High-Brightness Excimer Lasers and Extreme Conditions They Produce

The short-wavelength of excimers offers increased resolution both in the temporal and spatial domains, and very high focused intensities (up to 10²⁰ W cm⁻²) are reached even with moderate energies.

The low saturation energy density of excimers requires large beam/amplifier cross sections; on the other hand, it ensures the use of direct amplification of subpicosecond pulses, allowing to reach very high temporal contrast. The rapidly growing Amplified Spontaneous Emission—as the sole source of noise—can effectively be removed by the novel pulse cleaning method called non-linear Fourier-filtering.

In most of the applications, the high photon energy is of great advantage. It has unique potential in plasma generation; offers pronounced absorption and higher conversion to X-rays. In micromachining, the short wavelength enhances the spatial resolution, which—together with the increased absorption—results in sharp and well-defined contours.

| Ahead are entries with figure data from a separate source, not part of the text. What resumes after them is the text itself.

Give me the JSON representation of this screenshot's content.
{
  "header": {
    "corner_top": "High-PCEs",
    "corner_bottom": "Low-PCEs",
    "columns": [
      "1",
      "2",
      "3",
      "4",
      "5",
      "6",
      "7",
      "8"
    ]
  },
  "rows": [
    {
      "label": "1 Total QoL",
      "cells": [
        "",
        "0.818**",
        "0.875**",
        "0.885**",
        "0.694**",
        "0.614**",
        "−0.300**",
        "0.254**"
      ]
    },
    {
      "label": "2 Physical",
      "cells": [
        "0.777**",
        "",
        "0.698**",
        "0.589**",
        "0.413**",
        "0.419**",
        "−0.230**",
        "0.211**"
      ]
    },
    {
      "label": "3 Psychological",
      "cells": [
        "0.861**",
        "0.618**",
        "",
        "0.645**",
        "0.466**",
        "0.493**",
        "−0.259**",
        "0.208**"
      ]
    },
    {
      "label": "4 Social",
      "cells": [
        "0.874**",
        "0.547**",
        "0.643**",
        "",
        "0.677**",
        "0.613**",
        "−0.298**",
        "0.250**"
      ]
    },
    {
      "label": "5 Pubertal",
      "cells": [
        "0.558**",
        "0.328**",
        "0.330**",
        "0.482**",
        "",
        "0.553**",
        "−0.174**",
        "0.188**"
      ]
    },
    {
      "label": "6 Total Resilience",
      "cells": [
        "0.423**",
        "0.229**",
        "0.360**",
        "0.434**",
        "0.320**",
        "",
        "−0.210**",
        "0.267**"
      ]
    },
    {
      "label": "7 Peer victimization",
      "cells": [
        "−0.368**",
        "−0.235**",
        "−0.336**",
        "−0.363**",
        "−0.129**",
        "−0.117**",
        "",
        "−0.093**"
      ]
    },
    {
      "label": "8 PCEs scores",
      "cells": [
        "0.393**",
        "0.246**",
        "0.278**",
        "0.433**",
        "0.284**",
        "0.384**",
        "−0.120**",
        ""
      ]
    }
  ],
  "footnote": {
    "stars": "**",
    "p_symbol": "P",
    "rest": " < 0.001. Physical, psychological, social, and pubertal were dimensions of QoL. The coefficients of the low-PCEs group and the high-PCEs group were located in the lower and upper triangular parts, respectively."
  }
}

The unique parameters of high-brightness Krypton-Fluoride (KrF) systems make it possible to leave the conventional weak coupling regime and to enter the anomalous region of enhanced coherent coupling—characterized by the hν ≥ 5 eV, I ≥ 3 × 10¹⁵ W cm⁻² pumping conditions, opening a new regime of laser–matter interaction, and the realization/development of high-brightness X-ray sources.